Belarusian police officer

Dmitri Valeriyevich Pavlichenko (Дзьмітры Валер'евіч Паўлічэнка, Дмитрий Валерьевич Павличенко; alternative spellings: Dmitry, Dzmitry, Dzmitri, Vasilyevich, Pavliuchenko, Pawliuchenka; born 1966 in Vitebsk) is head of the Belarusian Special Rapid Reaction Unit (SOBR).

==Allegations of assassinations==

In February 2004, Christos Pourgourides of the Council of Europe's Committee on Legal Affairs and Human Rights reported concerns suggesting that Dmitri Pavlichenko, along with other "senior officials of the State" had been involved in the assassination of several people, including senior politicians.

He stated that the Chief of the Criminal Police of Belarus, General Lapatik, in a handwritten note on November 21, 2000, accused Dmitri Pavlichenko of assassinating Jury Zacharanka, a former Minister of the Interior who disappeared on May 7, 1999, with a PB pistol, normally used for carrying out the death penalty at SIZO-1 prison, officially signed out from SIZO-1 on the orders of the Minister of the Interior, Sivakov. He also stated suspicions that Pavlichenko was involved in the disappearances of Victor Gonchar, Vice-President of the Parliament of Belarus and businessman Anatoly Krasovski on September 16, 1999.

Pavlichenko was arrested on November 22, 2000. According to Pourgourides' report, the warrant stated (translation)
The materials of the operational investigation contain trustworthy data confirming that Dmitry Vasiliyevich Pavlichenko is the organiser and head of a criminal body engaged in abduction and physical elimination of people. In particular, the criminal group headed by D.V. Pavlichenko was involved in assassinating G. V. Samoylov, the leader of the RNE, Belarusian unregistered regional organisation, as well as in murdering other individuals. Taking into consideration the fact that D.V. Pavlichenko and his criminal group may commit further crimes of particular violence, [...], decided [to apply a preventive detention for 30 days].
— Chief of the Belarusian KGB, Lt. Gen. Uładzimir Mackievič (December 1995–November 2000)

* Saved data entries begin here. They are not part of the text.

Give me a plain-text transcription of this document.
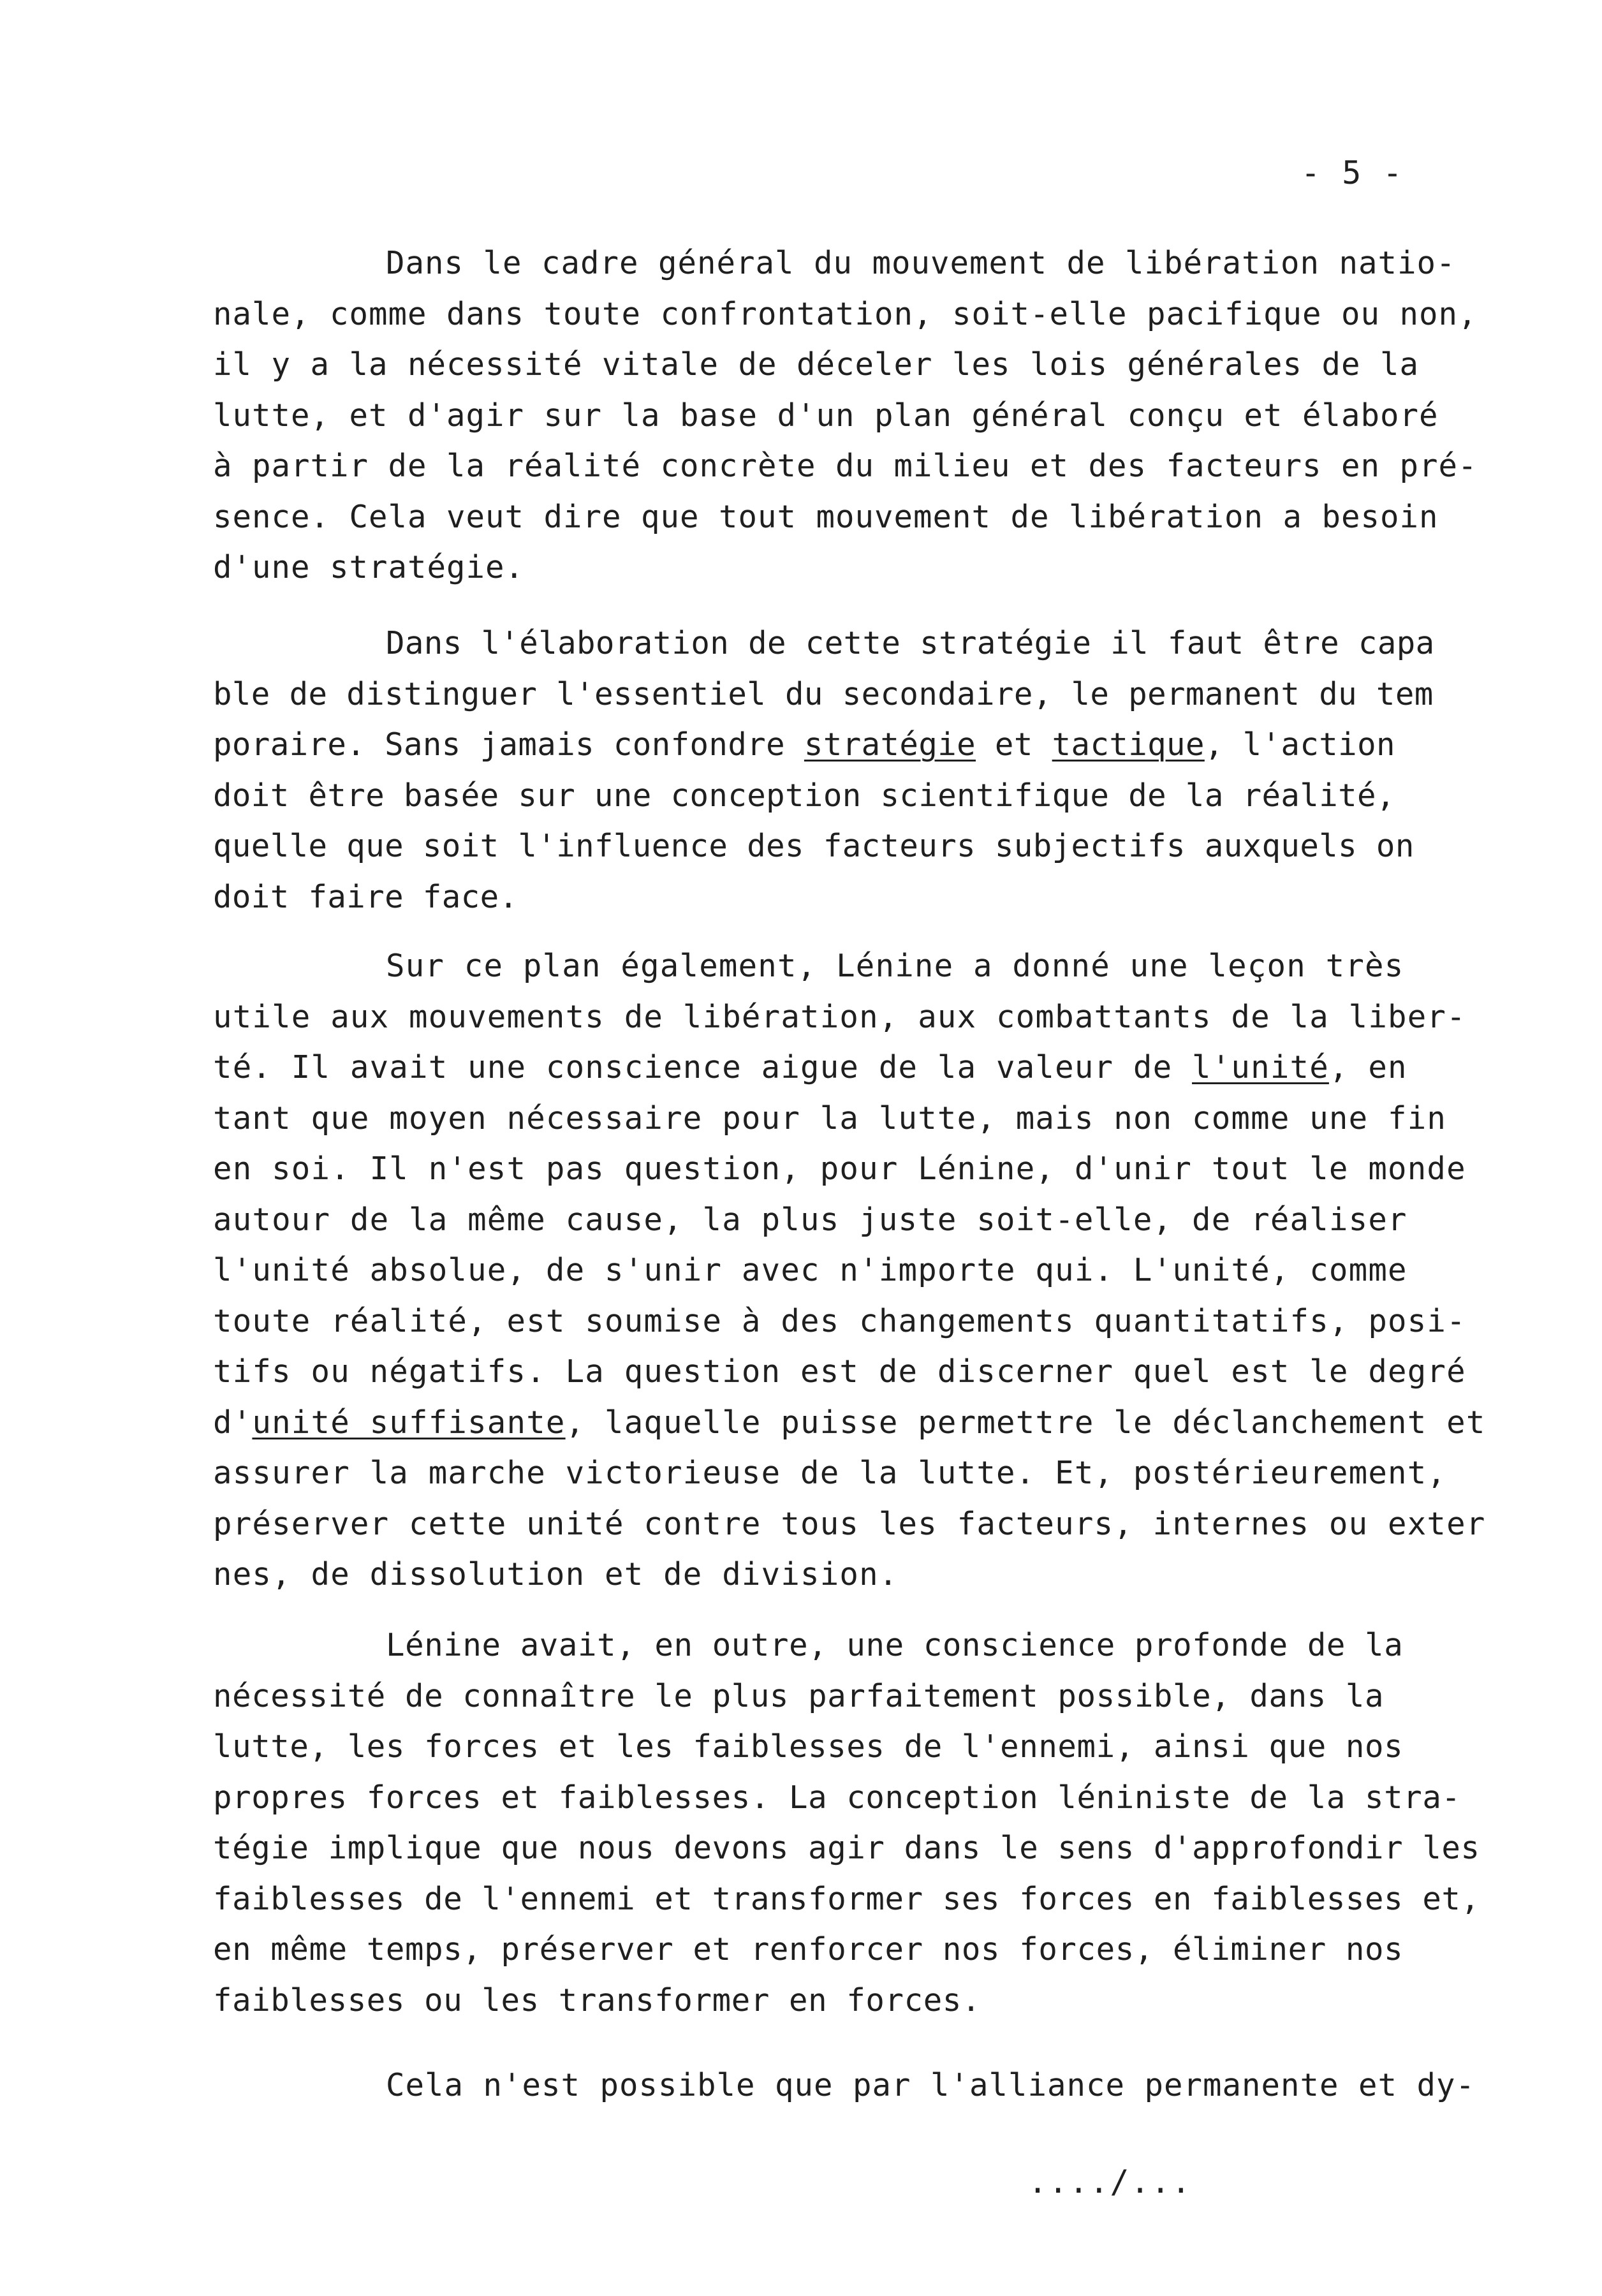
- 5 -
Dans le cadre général du mouvement de libération natio-
nale, comme dans toute confrontation, soit-elle pacifique ou non,
il y a la nécessité vitale de déceler les lois générales de la
lutte, et d'agir sur la base d'un plan général conçu et élaboré
à partir de la réalité concrète du milieu et des facteurs en pré-
sence. Cela veut dire que tout mouvement de libération a besoin
d'une stratégie.
Dans l'élaboration de cette stratégie il faut être capa
ble de distinguer l'essentiel du secondaire, le permanent du tem
poraire. Sans jamais confondre stratégie et tactique, l'action
doit être basée sur une conception scientifique de la réalité,
quelle que soit l'influence des facteurs subjectifs auxquels on
doit faire face.
Sur ce plan également, Lénine a donné une leçon très
utile aux mouvements de libération, aux combattants de la liber-
té. Il avait une conscience aigue de la valeur de l'unité, en
tant que moyen nécessaire pour la lutte, mais non comme une fin
en soi. Il n'est pas question, pour Lénine, d'unir tout le monde
autour de la même cause, la plus juste soit-elle, de réaliser
l'unité absolue, de s'unir avec n'importe qui. L'unité, comme
toute réalité, est soumise à des changements quantitatifs, posi-
tifs ou négatifs. La question est de discerner quel est le degré
d'unité suffisante, laquelle puisse permettre le déclanchement et
assurer la marche victorieuse de la lutte. Et, postérieurement,
préserver cette unité contre tous les facteurs, internes ou exter
nes, de dissolution et de division.
Lénine avait, en outre, une conscience profonde de la
nécessité de connaître le plus parfaitement possible, dans la
lutte, les forces et les faiblesses de l'ennemi, ainsi que nos
propres forces et faiblesses. La conception léniniste de la stra-
tégie implique que nous devons agir dans le sens d'approfondir les
faiblesses de l'ennemi et transformer ses forces en faiblesses et,
en même temps, préserver et renforcer nos forces, éliminer nos
faiblesses ou les transformer en forces.
Cela n'est possible que par l'alliance permanente et dy-
..../...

While the warrant stated that the detention would be for 30 days, Pavlichenko was released a few days later, either on November 23 (according to Prosecutor General Viktor Sheyman, who became Prosecutor General on November 27) or on November 27 (according to Colonel Oleg Alkayev, head of SIZO-1 at the time, who was later granted political asylum in Germany). Pourgourides states that the Zakharenko family's lawyer, Volchek, stated that President Alexander Lukashenko had personally ordered Pavlichenko's release from prison. The Head of KGB (Mackiewicz) and other top Belarusian officials were fired for the arrest. He also states that the Minister of Agriculture, Leonov, had personally told him that Lukashenko had "violently criticised the KGB for arresting Pavlichenko" on television. Lukashenko also immediately (in November 2000) fired the Head of KGB and some other top Belarusian officials for the arrest of Pavlichenko and attempts to investigate the murders.

The Governing Council of the Inter-Parliamentary Union has expressed its concern about these allegations. Pavlichenko is now subject to international sanctions of the United States, the European Union, the United Kingdom, Switzerland and Canada among with several other Belarusian senior officials and politicians.

In December 2019, Deutsche Welle published a documentary film in which Yury Garavski, a former member of a special unit of the Belarusian Ministry of Internal Affairs, confirmed that it was his unit which had arrested, taken away Yury Zacharanka, Viktar Hanchar and Anatol Krassouski and that it was Pavlichenko who by hand shot them dead.

In August 2020, he was identified as the commander of an OMON detachment during the 2020 Belarusian protests.